Intervention de Raphaël Schellenberger

Réunion du mercredi 6 mai 2020 à 12h00
Commission des lois constitutionnelles, de la législation et de l'administration générale de la république

Photo issue du site de l'Assemblée nationale ou de WikipediaRaphaël Schellenberger :

En adoptant le texte instaurant l'état d'urgence sanitaire, nous avons conféré au Gouvernement de très larges pouvoirs de restriction des libertés des Français. Ce texte, nous l'avions adopté en cinq jours, dans des conditions de travail particulièrement dégradées, que nous avions acceptées au vu de l'urgence de la situation. Un mois et demi plus tard, il est beaucoup plus désagréable de se retrouver une nouvelle fois dans ces conditions, en découvrant ce projet de loi la veille seulement de son examen, dans une urgence que le contexte ne justifie plus.

Dès lors qu'il s'agit de restreindre la liberté des Français, il faut prendre le temps d'un travail convenable.
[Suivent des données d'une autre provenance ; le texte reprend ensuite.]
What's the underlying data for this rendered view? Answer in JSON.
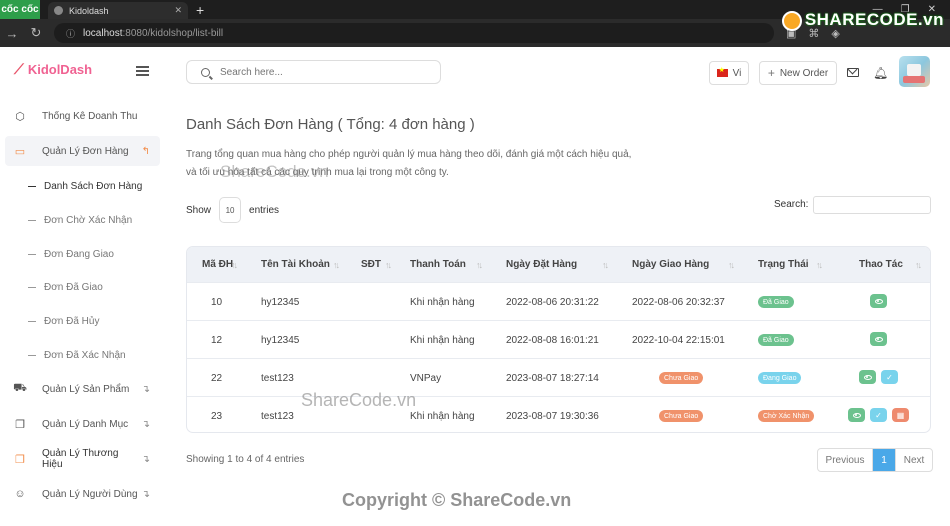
{
  "browser": {
    "brand_label": "cốc cốc",
    "tab_title": "Kidoldash",
    "url_host": "localhost",
    "url_path": ":8080/kidolshop/list-bill",
    "watermark_logo": "SHARECODE.vn"
  },
  "sidebar": {
    "logo_text": "KidolDash",
    "items": [
      {
        "label": "Thống Kê Doanh Thu",
        "icon": "cube-icon",
        "arrow": ""
      },
      {
        "label": "Quản Lý Đơn Hàng",
        "icon": "card-icon",
        "arrow": "↰"
      },
      {
        "label": "Quản Lý Sản Phẩm",
        "icon": "cart-icon",
        "arrow": "↴"
      },
      {
        "label": "Quản Lý Danh Mục",
        "icon": "copy-icon",
        "arrow": "↴"
      },
      {
        "label": "Quản Lý Thương Hiệu",
        "icon": "layers-icon",
        "arrow": "↴"
      },
      {
        "label": "Quản Lý Người Dùng",
        "icon": "users-icon",
        "arrow": "↴"
      }
    ],
    "sub_items": [
      "Danh Sách Đơn Hàng",
      "Đơn Chờ Xác Nhận",
      "Đơn Đang Giao",
      "Đơn Đã Giao",
      "Đơn Đã Hủy",
      "Đơn Đã Xác Nhận"
    ]
  },
  "header": {
    "search_placeholder": "Search here...",
    "lang_label": "Vi",
    "new_order_label": "New Order"
  },
  "main": {
    "title": "Danh Sách Đơn Hàng ( Tổng: 4 đơn hàng )",
    "desc_line1": "Trang tổng quan mua hàng cho phép người quản lý mua hàng theo dõi, đánh giá một cách hiệu quả,",
    "desc_line2": "và tối ưu hóa tất cả các quy trình mua lại trong một công ty.",
    "show_label": "Show",
    "entries_value": "10",
    "entries_label": "entries",
    "search_label": "Search:",
    "table": {
      "headers": [
        "Mã ĐH",
        "Tên Tài Khoản",
        "SĐT",
        "Thanh Toán",
        "Ngày Đặt Hàng",
        "Ngày Giao Hàng",
        "Trạng Thái",
        "Thao Tác"
      ],
      "rows": [
        {
          "id": "10",
          "account": "hy12345",
          "phone": "",
          "payment": "Khi nhận hàng",
          "order_date": "2022-08-06 20:31:22",
          "delivery": "2022-08-06 20:32:37",
          "delivery_badge": "",
          "status": "Đã Giao"
        },
        {
          "id": "12",
          "account": "hy12345",
          "phone": "",
          "payment": "Khi nhận hàng",
          "order_date": "2022-08-08 16:01:21",
          "delivery": "2022-10-04 22:15:01",
          "delivery_badge": "",
          "status": "Đã Giao"
        },
        {
          "id": "22",
          "account": "test123",
          "phone": "",
          "payment": "VNPay",
          "order_date": "2023-08-07 18:27:14",
          "delivery": "",
          "delivery_badge": "Chưa Giao",
          "status": "Đang Giao"
        },
        {
          "id": "23",
          "account": "test123",
          "phone": "",
          "payment": "Khi nhận hàng",
          "order_date": "2023-08-07 19:30:36",
          "delivery": "",
          "delivery_badge": "Chưa Giao",
          "status": "Chờ Xác Nhận"
        }
      ]
    },
    "showing_text": "Showing 1 to 4 of 4 entries",
    "pager": {
      "prev": "Previous",
      "current": "1",
      "next": "Next"
    }
  },
  "watermarks": {
    "center": "ShareCode.vn",
    "mid": "ShareCode.vn",
    "bottom": "Copyright © ShareCode.vn"
  }
}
Nous ne devrions pas être acculés à une date butoir artificiellement déterminée par l'effet d'annonce auquel s'est livré, il y a quelques semaines, le Président de la République, sur un déconfinement qui n'en sera au bout du compte pas vraiment un. Pour lundi, on nous demande d'entériner, dans la précipitation, la création d'outils juridiques nouveaux dont nous n'avons pas saisi tout à fait l'usage. C'est un premier biais qui nous dérange grandement.

Vient ensuite la constitution d'un énorme fichier de traçage des Français et de leur état de santé, sans information ni débat préalables sur la technologie retenue, qui pose des questions considérables sur la sauvegarde des libertés individuelles et collectives, ainsi que sur ce qui reste la pierre angulaire de notre système de santé : le secret médical. Toutes ces questions, nous allons devoir les balayer en très peu de temps alors même que nous aurions pu en débattre au cours des semaines écoulées. L'ébauche des discussions que nous avons eues au sein de la Commission portait sur une application qui n'est plus, aujourd'hui, le sujet : chacun aura bien compris que, techniquement, le Gouvernement n'avait pas été en mesure d'avancer. En conséquence, on nous propose une solution bien pire. Vous avez choisi d'aborder la question à travers le prisme de l'outil au détriment de l'usage qui en sera fait. C'est une mauvaise logique : en tant que parlementaires, notre devoir devrait être de veiller moins à la technique qu'à l'usage qui aboutit à restreindre la liberté des Français.

Autre point inquiétant : la durée de prorogation de l'état d'urgence sanitaire. Lors de nos débats précédents, nous avions acté le principe d'une instauration pour deux mois à compter du vote de la loi du 23 mars. Il avait également été convenu – ce qui ne figure pas dans la loi, mais on le retrouve dans les débats – qu'au terme de ces deux mois, toute prorogation serait envisagée mois après mois et ferait l'objet d'une discussion au Parlement. Or, le projet de loi prévoit une prolongation de deux mois. Nous nous y opposons. Le Sénat propose un compromis au 10 juillet ; nous maintenons qu'il faut discuter de la durée de cette reconduction.

La question de la responsabilité des décideurs publics est évidemment essentielle. Il n'est pas question pour nous d'accepter la moindre déresponsabilisation. En revanche, il faut débattre du cas des élus locaux amenés à appliquer nombre de décisions dont ils ne sont pas à l'origine. Les maires, auxquels on demande de rouvrir les écoles et à qui on va imposer certaines obligations dans l'organisation des services publics locaux, ne peuvent pas être tenus responsables de choix qui leur sont imposés, pas plus que de certaines modalités de leur mise en œuvre puisque l'État ne leur en donne pas toujours les moyens. Rappeler l'état de la jurisprudence, comme l'a fait le Sénat, nous semble éventuellement une belle solution.

Enfin, nous insistons sur la nécessité de revoir certains délais instaurés dans le cadre de l'état d'urgence, concernant notamment les centres de rétention administrative et les enquêtes publiques en matière d'urbanisme.